Alex Hamilton says: “My artistic practice broadly could be described as investigating established systems of knowledge and information. I am particularly interested in plant research with a focus on plant cultivation, breeding and monitoring. I carry out my work systematically, through a careful process of researching, fieldwork aesthetic contemplation and recording to finally presenting my visual evidence, in publications or exhibitions.
“The principal method used in my visual enquires for plant recording is photogram. This technique enables the collection of an image that contains unique data, creating a visual image charged with the elements that existed within the plant at that unique moment in time and space. I have explored this 19th Century photographic process, its history and technical details, in depth. I am drawn to this technique because of its capacity to create unique images, each made by the plant’s natural materials.”
‘Stromata’ runs from Saturday 13 August until 10th September and to compliment it the last in a series of Craft Spotlight solo exhibitions, entitled “Birdsong” will be on display in the Small Gallery.
Jen Cantwell is a maker who works in textiles and has a design practice called Sporran Nation. She also works across different media in a more experimental way using traditional handskills combined with unrelated materials and methods. For this Spotlight show she has been working with knitting, sound processing software and mobile phone technology. The work she has made looks at issues of immigration, emigration, identity and belonging.
The exhibition includes a collection of birdboxes. The patterns on the birdboxes are based on the soundfiles of birdsongs and ambient sound recorded in specific locations. The artist worked with sound designer Dave Martin to record a sonic snapshot of each area. The sounds were processed using music software and she worked with the soundwaves, the midi templates and the velocity peaks visually, blowing them up, shrinking them, deconstructing and reconstructing them, using the colours of the midi templates and the velocities. With a nod to the far northern knitters she worked with stranded knitting but adapted the designs for a 24-stitch repeat punchcard knitting machine, as she wanted to use a more industrial, but not automated process to keep the hand of the maker obvious, a mix of human and machine.

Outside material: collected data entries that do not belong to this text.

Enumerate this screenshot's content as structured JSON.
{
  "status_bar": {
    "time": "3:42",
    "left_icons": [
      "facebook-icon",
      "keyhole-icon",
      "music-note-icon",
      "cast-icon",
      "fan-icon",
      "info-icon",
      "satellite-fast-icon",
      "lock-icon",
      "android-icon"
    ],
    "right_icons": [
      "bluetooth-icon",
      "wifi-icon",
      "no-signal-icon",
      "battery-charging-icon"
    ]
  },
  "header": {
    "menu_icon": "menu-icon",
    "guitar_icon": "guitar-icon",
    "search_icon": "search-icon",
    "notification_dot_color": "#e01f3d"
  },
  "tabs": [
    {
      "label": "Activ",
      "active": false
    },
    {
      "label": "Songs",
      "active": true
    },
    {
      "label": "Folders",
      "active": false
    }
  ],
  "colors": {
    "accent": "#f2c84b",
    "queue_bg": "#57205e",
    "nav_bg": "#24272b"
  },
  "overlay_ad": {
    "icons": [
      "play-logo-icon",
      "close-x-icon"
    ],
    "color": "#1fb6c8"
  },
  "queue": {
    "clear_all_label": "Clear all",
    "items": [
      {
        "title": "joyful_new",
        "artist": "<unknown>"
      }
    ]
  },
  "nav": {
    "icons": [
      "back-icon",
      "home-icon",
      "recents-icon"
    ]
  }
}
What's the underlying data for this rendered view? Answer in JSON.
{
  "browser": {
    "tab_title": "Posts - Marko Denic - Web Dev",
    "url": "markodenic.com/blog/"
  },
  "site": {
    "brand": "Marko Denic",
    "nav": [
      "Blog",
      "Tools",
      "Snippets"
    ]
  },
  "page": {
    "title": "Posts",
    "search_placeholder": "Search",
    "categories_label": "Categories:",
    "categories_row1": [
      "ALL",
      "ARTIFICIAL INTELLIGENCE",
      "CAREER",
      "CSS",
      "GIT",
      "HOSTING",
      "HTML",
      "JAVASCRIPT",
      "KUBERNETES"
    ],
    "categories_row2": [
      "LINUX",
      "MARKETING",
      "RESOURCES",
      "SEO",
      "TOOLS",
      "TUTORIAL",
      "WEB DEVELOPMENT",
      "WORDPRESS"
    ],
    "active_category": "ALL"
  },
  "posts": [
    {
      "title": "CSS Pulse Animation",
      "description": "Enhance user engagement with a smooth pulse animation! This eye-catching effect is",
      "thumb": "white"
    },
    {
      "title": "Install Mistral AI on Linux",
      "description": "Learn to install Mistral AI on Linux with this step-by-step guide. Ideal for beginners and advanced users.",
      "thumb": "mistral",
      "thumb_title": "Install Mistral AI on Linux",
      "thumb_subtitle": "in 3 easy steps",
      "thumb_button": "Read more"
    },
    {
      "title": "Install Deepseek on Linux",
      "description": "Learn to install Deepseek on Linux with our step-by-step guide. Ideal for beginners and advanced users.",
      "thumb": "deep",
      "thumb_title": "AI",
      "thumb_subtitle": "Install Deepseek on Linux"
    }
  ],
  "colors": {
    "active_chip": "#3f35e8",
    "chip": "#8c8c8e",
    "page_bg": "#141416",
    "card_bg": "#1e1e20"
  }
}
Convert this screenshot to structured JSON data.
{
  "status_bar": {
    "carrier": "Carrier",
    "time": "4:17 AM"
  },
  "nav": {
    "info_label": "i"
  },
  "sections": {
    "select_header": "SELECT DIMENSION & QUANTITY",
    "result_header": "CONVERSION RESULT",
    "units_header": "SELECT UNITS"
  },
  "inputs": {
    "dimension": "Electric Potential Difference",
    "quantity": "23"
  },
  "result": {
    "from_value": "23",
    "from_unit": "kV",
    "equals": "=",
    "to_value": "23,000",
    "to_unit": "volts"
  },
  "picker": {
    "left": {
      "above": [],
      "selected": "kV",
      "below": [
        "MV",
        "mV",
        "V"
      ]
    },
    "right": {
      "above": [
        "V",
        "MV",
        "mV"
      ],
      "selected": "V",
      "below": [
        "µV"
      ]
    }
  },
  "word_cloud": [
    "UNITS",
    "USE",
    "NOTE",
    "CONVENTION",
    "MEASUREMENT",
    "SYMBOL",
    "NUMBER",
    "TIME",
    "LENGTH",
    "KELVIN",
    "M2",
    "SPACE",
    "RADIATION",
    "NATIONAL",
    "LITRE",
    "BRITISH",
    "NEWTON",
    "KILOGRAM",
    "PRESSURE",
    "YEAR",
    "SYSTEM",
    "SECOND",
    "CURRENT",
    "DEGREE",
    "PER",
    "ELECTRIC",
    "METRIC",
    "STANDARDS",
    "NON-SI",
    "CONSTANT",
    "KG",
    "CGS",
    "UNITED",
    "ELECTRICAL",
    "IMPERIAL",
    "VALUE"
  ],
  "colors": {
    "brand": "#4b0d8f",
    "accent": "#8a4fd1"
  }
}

The patterns are site specific, a visual representation of the sounds of the area, a tag, an identifier, like a football strip or a school uniform and they are representative of each place on a minute, mundane and daily level. The idea evolved just after Jen had moved to Moray.
She said: “After a random chat about birds having regional accents I started thinking about accents and language and how language travels and spreads, about regional differences in the spoken word and how that also happens in textiles. Each area has its own brand of lacemaking, embroidery and knitting, and stitches literally travelled the world on the backs of people with patterns spreading from area to area.”
“The idea of visually branding an area by taking something ambient and completely natural from it, such as birdsong, and analyzing it and turning it into a product using mechanisation and technology, then presenting it as a physical object appealed to me. To work in this way using online visuals, an audio map via a barcode and a smartphone takes the exhibition out of the gallery and into the virtual world.”